Faeser will Angriffe nicht mehr hinnehmen

Faeser lobte das Amtsgericht Heilbronn, das vier Tage nach Tat einen 30-Jährigen wegen eines „tätlichen Angriffs auf Polizeibeamte“ zu neun Monaten Haft verurteilt hat. Dies sei nur mit einer finanziell gut ausgestatteten Justiz möglich, sagte sie als versteckter Hinweis auf die Länder, die für deren Finanzierung zuständig sind. Angriffe wie in Berlin „werden wir als Staat nicht hinnehmen“. Dieser habe die Aufgabe, diejenigen zu schützen, „die uns schützen“.

Die Angreifer seien junge Menschen mit Migrationshintergrund gewesen, „die unseren Staat verachten“. Der linke Publizist Albrecht von Lucke wurde deutlicher. Unter den rund 100 Angreifern hätten sich 25 Syrer und 25 Afghanen befunden. 18 Nationen seien vertreten gewesen. „So deutlich ist Diversität in Berlin noch nie gelebt worden“, sagte er nur halb ironisch.

Von Lucke: Frage der Sozialisation

Vor diesem Hintergrund gehe es nicht um die Integration, sondern um die Sozialisation dieser Menschen. Er frage sich: „Wie kommt man dazu, dass die Bereitschaft zur Zerstörung öffentlichen Eigentums wieder zurückgeht?“ Das werde nicht ohne Geld gehen. Von Lucke forderte deshalb eine Erhöhung des Spitzensteuersatzes und erinnerte daran, dass dieser unter Helmut Kohl (CDU) bei 50 Prozent lag und erst danach auf 40 Prozent gesenkt wurde.

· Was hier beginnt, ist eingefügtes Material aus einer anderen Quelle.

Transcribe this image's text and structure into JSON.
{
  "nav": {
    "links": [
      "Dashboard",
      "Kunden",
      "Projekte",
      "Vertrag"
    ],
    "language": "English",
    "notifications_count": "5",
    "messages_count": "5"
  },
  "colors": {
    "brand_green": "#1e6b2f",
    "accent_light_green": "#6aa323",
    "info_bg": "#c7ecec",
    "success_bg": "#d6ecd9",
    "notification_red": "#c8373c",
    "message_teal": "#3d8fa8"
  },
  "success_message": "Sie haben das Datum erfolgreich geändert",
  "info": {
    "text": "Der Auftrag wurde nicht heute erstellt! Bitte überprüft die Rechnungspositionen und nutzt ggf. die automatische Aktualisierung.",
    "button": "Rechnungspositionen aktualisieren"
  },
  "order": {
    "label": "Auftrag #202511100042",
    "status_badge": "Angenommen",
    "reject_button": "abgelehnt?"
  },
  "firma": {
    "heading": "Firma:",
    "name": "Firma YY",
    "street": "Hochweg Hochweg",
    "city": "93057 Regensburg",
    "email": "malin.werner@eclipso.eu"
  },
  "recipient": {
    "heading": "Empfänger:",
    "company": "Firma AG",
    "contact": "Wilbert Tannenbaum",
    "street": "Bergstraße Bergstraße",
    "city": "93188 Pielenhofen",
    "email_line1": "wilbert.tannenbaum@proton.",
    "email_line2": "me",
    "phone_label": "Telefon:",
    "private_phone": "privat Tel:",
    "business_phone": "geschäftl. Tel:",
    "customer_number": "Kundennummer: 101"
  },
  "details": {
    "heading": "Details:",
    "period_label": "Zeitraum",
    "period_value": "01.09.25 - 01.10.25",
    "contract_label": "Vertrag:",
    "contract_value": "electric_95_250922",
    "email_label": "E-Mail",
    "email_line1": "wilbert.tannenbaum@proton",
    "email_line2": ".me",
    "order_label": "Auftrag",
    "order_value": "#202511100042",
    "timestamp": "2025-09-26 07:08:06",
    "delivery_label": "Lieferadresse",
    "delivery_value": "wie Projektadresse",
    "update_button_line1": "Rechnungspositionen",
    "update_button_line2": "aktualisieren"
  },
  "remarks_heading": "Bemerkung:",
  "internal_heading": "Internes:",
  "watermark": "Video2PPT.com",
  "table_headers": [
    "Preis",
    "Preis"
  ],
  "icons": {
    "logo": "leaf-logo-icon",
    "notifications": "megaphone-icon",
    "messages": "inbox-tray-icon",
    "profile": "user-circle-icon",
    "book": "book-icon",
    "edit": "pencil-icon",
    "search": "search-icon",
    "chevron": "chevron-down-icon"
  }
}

Vielleicht ließe sich damit auch eine andere verhängnisvolle Entwicklung stoppen, die von Lucke ausgemacht hat – die Radikalisierung des Protests. Der viel beschworene deutsche Untertanengeist sei in sein Gegenteil umgeschlagen. Privat gehe vor Staat. Viele Menschen sähen nur noch sich selbst. Er kenne eine Juristin, die von jetzt auf gleich zur Corona-Leugnerin mutiert sei, nur, weil sich impfen lassen sollte.

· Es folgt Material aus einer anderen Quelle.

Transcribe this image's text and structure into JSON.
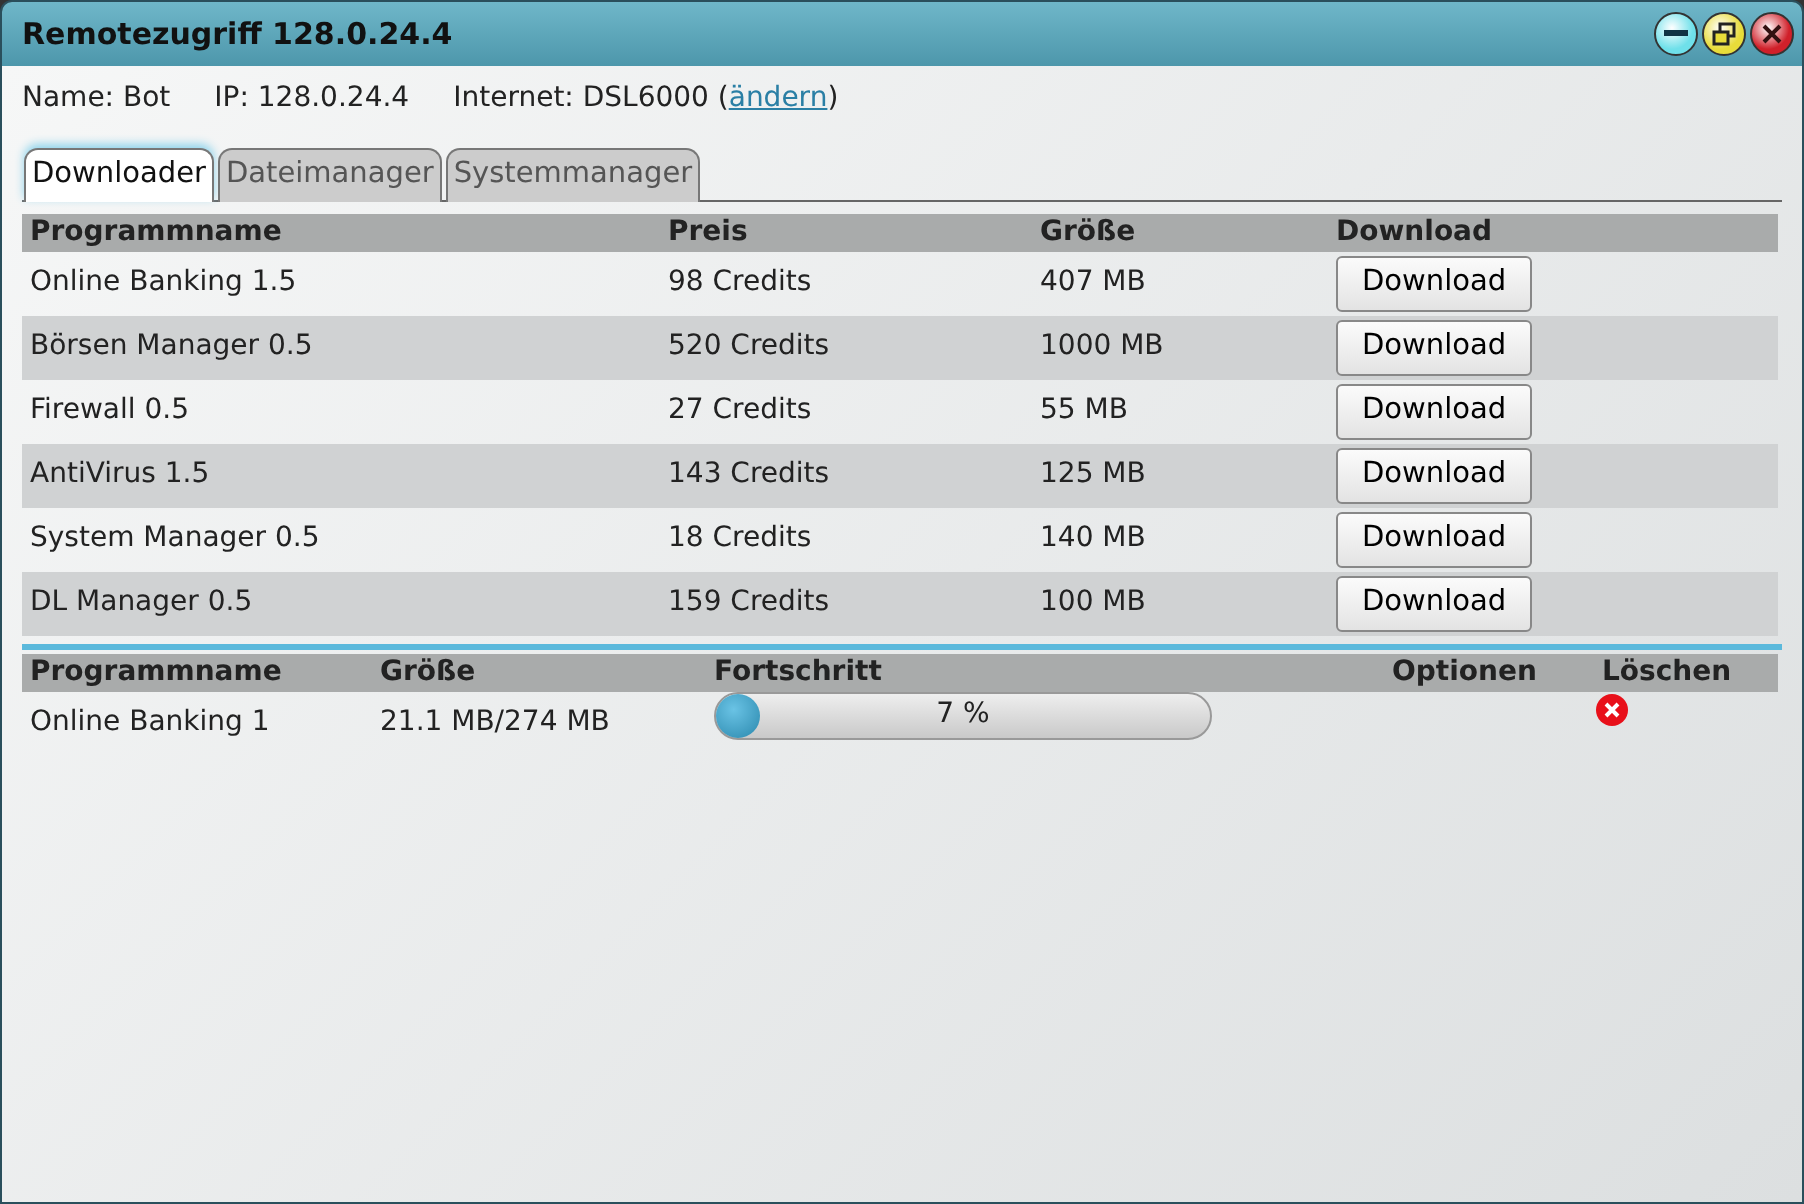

Ansagen der Politik lassen sich nicht umsetzen

Ziel müsse ein Staat sein, der wehrhaft, handlungsfähig und auf der Höhe der Zeit sei. Wenn jedoch die Politik Ansagen macht, die die Verwaltung und die Justiz nicht umsetzen können, schade diese allen Beteiligten.

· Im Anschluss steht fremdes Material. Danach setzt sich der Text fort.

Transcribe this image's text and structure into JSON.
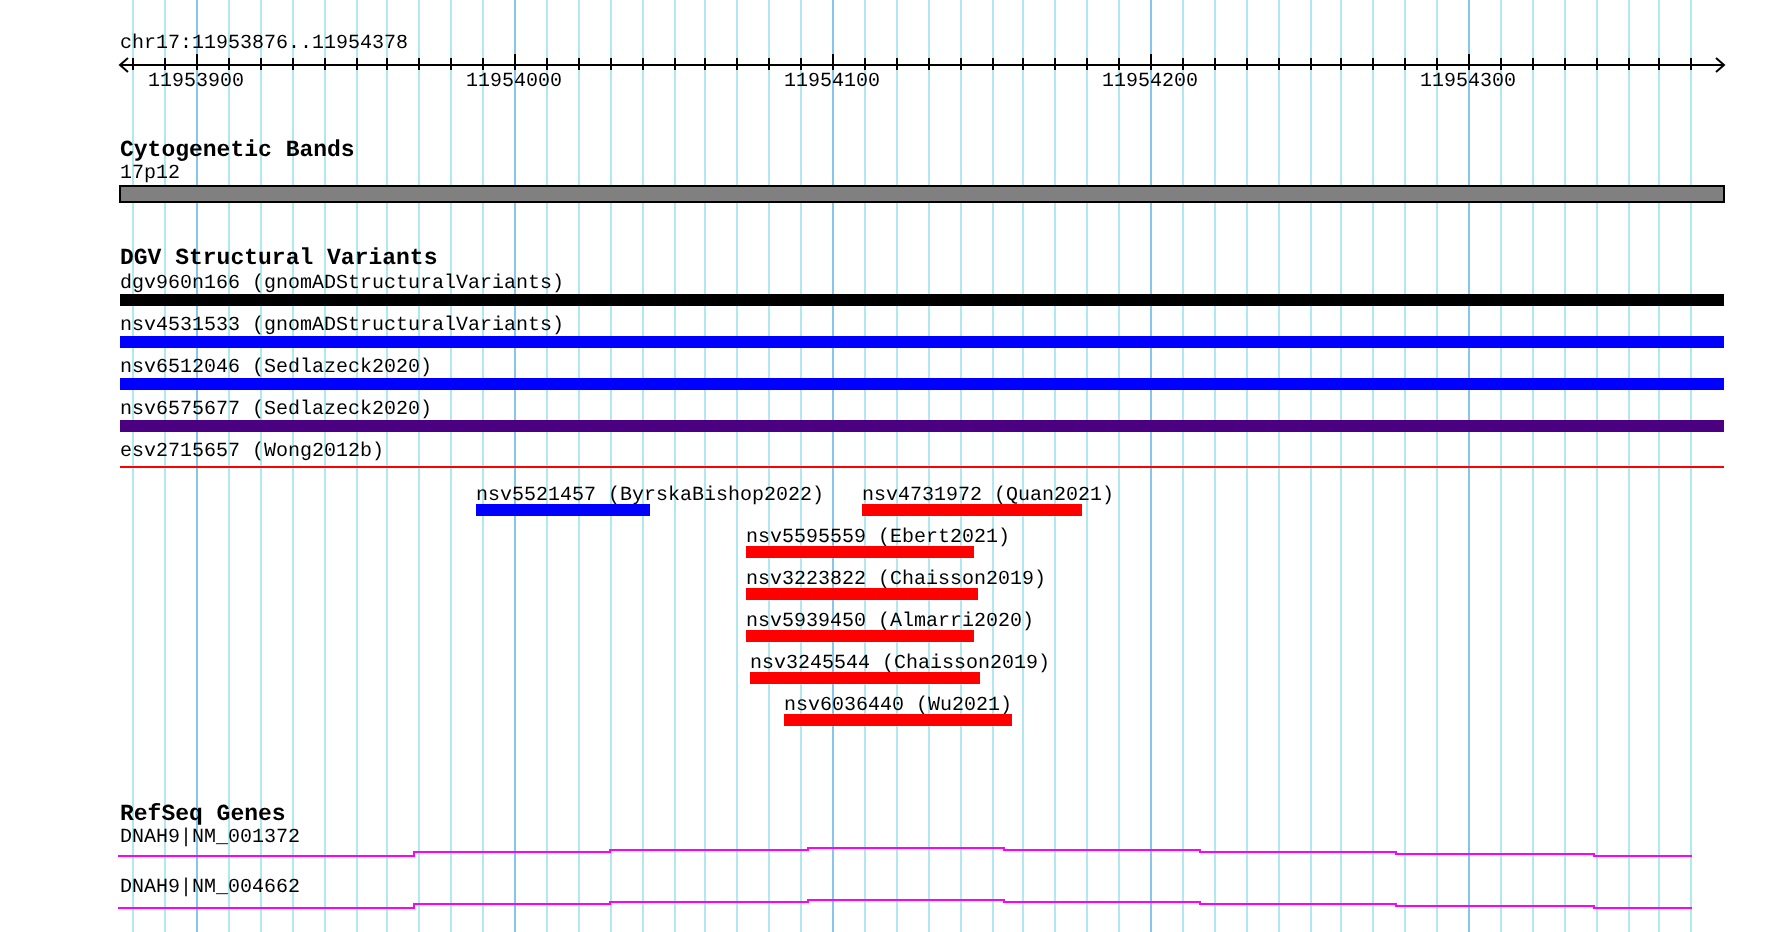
{
  "ruler": {
    "range": "chr17:11953876..11954378",
    "ticks": [
      "11953900",
      "11954000",
      "11954100",
      "11954200",
      "11954300"
    ]
  },
  "tracks": [
    {
      "title": "Cytogenetic Bands",
      "kind": "cytoband",
      "features": [
        {
          "label": "17p12",
          "color": "#808080"
        }
      ]
    },
    {
      "title": "DGV Structural Variants",
      "kind": "variants",
      "features": [
        {
          "label": "dgv960n166 (gnomADStructuralVariants)",
          "color": "#000000"
        },
        {
          "label": "nsv4531533 (gnomADStructuralVariants)",
          "color": "#0000ff"
        },
        {
          "label": "nsv6512046 (Sedlazeck2020)",
          "color": "#0000ff"
        },
        {
          "label": "nsv6575677 (Sedlazeck2020)",
          "color": "#4b0082"
        },
        {
          "label": "esv2715657 (Wong2012b)",
          "color": "#ff0000"
        },
        {
          "label": "nsv5521457 (ByrskaBishop2022)",
          "color": "#0000ff"
        },
        {
          "label": "nsv4731972 (Quan2021)",
          "color": "#ff0000"
        },
        {
          "label": "nsv5595559 (Ebert2021)",
          "color": "#ff0000"
        },
        {
          "label": "nsv3223822 (Chaisson2019)",
          "color": "#ff0000"
        },
        {
          "label": "nsv5939450 (Almarri2020)",
          "color": "#ff0000"
        },
        {
          "label": "nsv3245544 (Chaisson2019)",
          "color": "#ff0000"
        },
        {
          "label": "nsv6036440 (Wu2021)",
          "color": "#ff0000"
        }
      ]
    },
    {
      "title": "RefSeq Genes",
      "kind": "genes",
      "features": [
        {
          "label": "DNAH9|NM_001372",
          "color": "#ff00ff"
        },
        {
          "label": "DNAH9|NM_004662",
          "color": "#ff00ff"
        }
      ]
    }
  ]
}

In dieser Hinsicht sind sich der linke Publizist und der rechte Gewerkschafter – der Beamtenbund-Bundeschef Ulrich Silberbach gehört der CDU an – einig. Die Exzesse der Silvesternacht bedürften „einer klaren Antwort unseres Rechtsstaates“. Gerichte, Staatsanwaltschaften und der Justizvollzug müssten besser ausgestattet werden.

Silberbach: Raus aus dem Krisenmodus

Silberbach sagte: „Wir müssen raus aus dem Krisenmodus.“ Dabei gehe es nicht nur um den Rechtsstaat, auch Kitas, Kliniken, Schulen und viele andere öffentliche Einrichtungen litten unter Personalmangel. Angesichts kaputter Brücken und Straßen, verspäteten Zügen und Briefen und Versprechen der Politik, die nicht eingehalten würden, erodiere das Vertrauen in den Staat und seine demokratischen Institutionen.

Die Frage, wie der öffentliche Staat den gesellschaftlichen Zusammenhalt stabilisieren kann, beschäftigt auch den ehemaligen Bundesverfassungsrichter Udo di Fabio. Wenn Gesetze beschlossen, aber nicht vollzogen würden, wenn Bürger erlebten, dass ihre Sicherheit nicht geschützt werde, dann gehe Vertrauen verloren. Der Rechtsstaat habe nicht nur die Aufgabe, die Demokratie zu schützen, sondern auch den Sozialstaat, denn von Angriffen wie in der Silvesternacht seien zuerst die sozial Schwachen betroffen und nicht die Reichen, die sich notfalls – siehe Lateinamerika – auch eigene Sicherheitsdienste leisten könnten.

Di Fabio: Forderung nach lohnender Besoldung

Der öffentliche Dienst in Deutschland sei seit Jahren überfordert. Es fehle an Personal, an Mitteln, an Ausbildung und an einer Besoldung, die so hoch ist, dass Leistung sich lohne. Und die große Pensionswelle stehe noch bevor. Wenn die Babyboomer in den Ruhestand gingen, folge eine Generation, die um 40 Prozent kleiner sei.

Die Bundesrepublik Deutschland sei im internationalen Vergleich nach wie vor ein wohlgeordneter Staat, räumte di Fabio ein. Doch man wehre den Anfängen: „Wer Steine auf die Feuerwehr wirft, vergeht sich an Rechtsstaat und Demokratie.“ Unsere Beamte seien nicht im Auftrag von Diktatoren oder Autokraten unterwegs. „Wir haben sie dahin gestellt“, mahnte er.